Editorial: Federal rules and local control
Rather than weakening state and local implementation of rules designed to safeguard North Carolina’s natural resources and its citizens’ health, state legislators should be looking for ways to strengthen that oversight.
The opposite would happen under a bill making its way through the N.C. Senate. The measure, whose sponsors include Sen. Andrew Brock of Davie County, would require municipalities, counties and some state agencies to repeal or revise regulations that go beyond federal law. Supporters contend those laws are stifling businesses and job creation rather than protecting the environment.
One of the strongest arguments against this bill comes from recent history. The state’s air is healthier today than a decade ago in part because of North Carolina’s Clean Smokestacks Act, an intensely negotiated piece of legislation that required significant reductions in pollution from coal-fired power plants in North Carolina, including emissions of nitrogen oxide and sulfur dioxide. Approved in 2002, that measure went beyond then-existing federal requirements to reduce pollution that contributes to smog and particulate matter; advocates praised the act as setting a model for other states.
It might never have been implemented if the state had been hamstrung from designing regulations beyond the federal standards. Federal regulations — which have faced their own headwinds in an anti-regulatory environment — were never intended to be the only bulwark against environmental degradation. Instead, they set a broad framework — a national baseline — for environmental protection in specific areas such as air, water and wetlands. When the federal Clean Air Act was passed decades ago, it gave state and local agencies a lead role in enforcement because they had the most thorough knowledge of local industries, geography, travel patterns and the like. That’s just as true today.
That doesn’t mean that environmental regulations and their enforcement can’t benefit from periodic reviews and revisions. As we’ve seen from Salisbury’s streamlining of its permitting process, bureaucracies can create too much red tape and hinder new or expanding businesses.
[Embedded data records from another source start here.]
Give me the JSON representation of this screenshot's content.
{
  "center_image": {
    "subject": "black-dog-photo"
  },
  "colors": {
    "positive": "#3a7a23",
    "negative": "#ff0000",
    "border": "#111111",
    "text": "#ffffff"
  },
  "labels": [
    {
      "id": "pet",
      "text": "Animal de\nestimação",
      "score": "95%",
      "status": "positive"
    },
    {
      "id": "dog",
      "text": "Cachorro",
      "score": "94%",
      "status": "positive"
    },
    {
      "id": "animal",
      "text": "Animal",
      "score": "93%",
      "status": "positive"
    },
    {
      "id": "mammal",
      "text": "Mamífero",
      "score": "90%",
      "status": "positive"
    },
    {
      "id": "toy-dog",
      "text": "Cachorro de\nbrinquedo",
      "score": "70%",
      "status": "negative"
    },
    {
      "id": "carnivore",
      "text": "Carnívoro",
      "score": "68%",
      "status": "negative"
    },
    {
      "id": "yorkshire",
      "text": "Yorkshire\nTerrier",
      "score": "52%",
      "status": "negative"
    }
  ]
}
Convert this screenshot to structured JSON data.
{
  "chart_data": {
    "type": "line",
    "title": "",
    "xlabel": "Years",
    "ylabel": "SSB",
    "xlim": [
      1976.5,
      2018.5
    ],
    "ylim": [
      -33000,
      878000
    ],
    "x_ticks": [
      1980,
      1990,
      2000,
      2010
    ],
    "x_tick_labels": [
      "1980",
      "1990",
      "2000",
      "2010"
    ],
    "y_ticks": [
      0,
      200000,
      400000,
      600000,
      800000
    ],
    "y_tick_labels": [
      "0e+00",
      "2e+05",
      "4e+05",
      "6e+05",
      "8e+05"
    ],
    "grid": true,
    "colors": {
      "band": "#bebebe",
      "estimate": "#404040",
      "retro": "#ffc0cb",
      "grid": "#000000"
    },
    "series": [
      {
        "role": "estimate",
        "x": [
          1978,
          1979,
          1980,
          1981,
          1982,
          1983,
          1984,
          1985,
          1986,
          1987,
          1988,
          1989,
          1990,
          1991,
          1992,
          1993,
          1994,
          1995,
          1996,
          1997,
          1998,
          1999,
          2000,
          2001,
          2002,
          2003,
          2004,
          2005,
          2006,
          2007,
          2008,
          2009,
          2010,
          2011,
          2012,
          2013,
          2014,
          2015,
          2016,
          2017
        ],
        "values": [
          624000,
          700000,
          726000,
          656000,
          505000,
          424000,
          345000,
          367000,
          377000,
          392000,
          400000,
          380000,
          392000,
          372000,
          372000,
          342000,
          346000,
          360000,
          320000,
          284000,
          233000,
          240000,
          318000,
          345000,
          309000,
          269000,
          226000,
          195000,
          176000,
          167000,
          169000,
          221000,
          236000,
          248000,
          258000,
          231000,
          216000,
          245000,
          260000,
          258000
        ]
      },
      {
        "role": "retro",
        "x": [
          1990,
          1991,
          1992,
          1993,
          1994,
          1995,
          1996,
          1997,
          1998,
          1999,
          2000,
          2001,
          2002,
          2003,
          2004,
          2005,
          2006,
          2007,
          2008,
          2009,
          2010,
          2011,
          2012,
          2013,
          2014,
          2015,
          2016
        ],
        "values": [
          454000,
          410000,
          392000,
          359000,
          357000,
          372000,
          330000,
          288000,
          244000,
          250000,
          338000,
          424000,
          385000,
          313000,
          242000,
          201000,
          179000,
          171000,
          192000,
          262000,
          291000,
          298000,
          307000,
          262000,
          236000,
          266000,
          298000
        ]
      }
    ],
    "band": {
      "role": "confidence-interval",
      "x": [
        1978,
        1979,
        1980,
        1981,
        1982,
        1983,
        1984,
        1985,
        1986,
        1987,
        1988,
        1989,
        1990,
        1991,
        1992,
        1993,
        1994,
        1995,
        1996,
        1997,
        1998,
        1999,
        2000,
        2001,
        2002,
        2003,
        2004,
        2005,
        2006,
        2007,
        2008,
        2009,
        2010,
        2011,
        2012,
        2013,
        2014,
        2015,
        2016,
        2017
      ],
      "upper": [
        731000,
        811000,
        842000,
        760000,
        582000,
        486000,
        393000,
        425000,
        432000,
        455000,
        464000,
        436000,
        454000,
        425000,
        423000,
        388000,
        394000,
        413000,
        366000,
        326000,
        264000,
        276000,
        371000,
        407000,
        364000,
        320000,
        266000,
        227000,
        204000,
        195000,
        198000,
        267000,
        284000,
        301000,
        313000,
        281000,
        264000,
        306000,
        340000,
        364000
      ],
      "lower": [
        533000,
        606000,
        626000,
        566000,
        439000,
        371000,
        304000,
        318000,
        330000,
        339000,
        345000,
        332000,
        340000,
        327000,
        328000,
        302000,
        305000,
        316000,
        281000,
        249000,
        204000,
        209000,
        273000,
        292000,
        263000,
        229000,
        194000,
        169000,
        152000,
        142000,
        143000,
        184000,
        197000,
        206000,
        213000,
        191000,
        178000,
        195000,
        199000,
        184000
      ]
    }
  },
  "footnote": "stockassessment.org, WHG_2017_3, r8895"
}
But along with red tape, we also need to consider the red-letter warnings telling us, even today, that some fish in High Rock Lake have unhealthy levels of mercury, while bass in Lake Norman have potentially toxic levels of PCBs. Or consider the high stakes that local governments and their citizens may have in regulatory oversight if fracking operations set up shop in North Carolina.
Too much regulation can frustrate economic growth, but too little compromises health and quality of life. A balanced approach works best — and that won’t come through weakening state and local governments’ abilities to address environmental concerns within their own boundaries.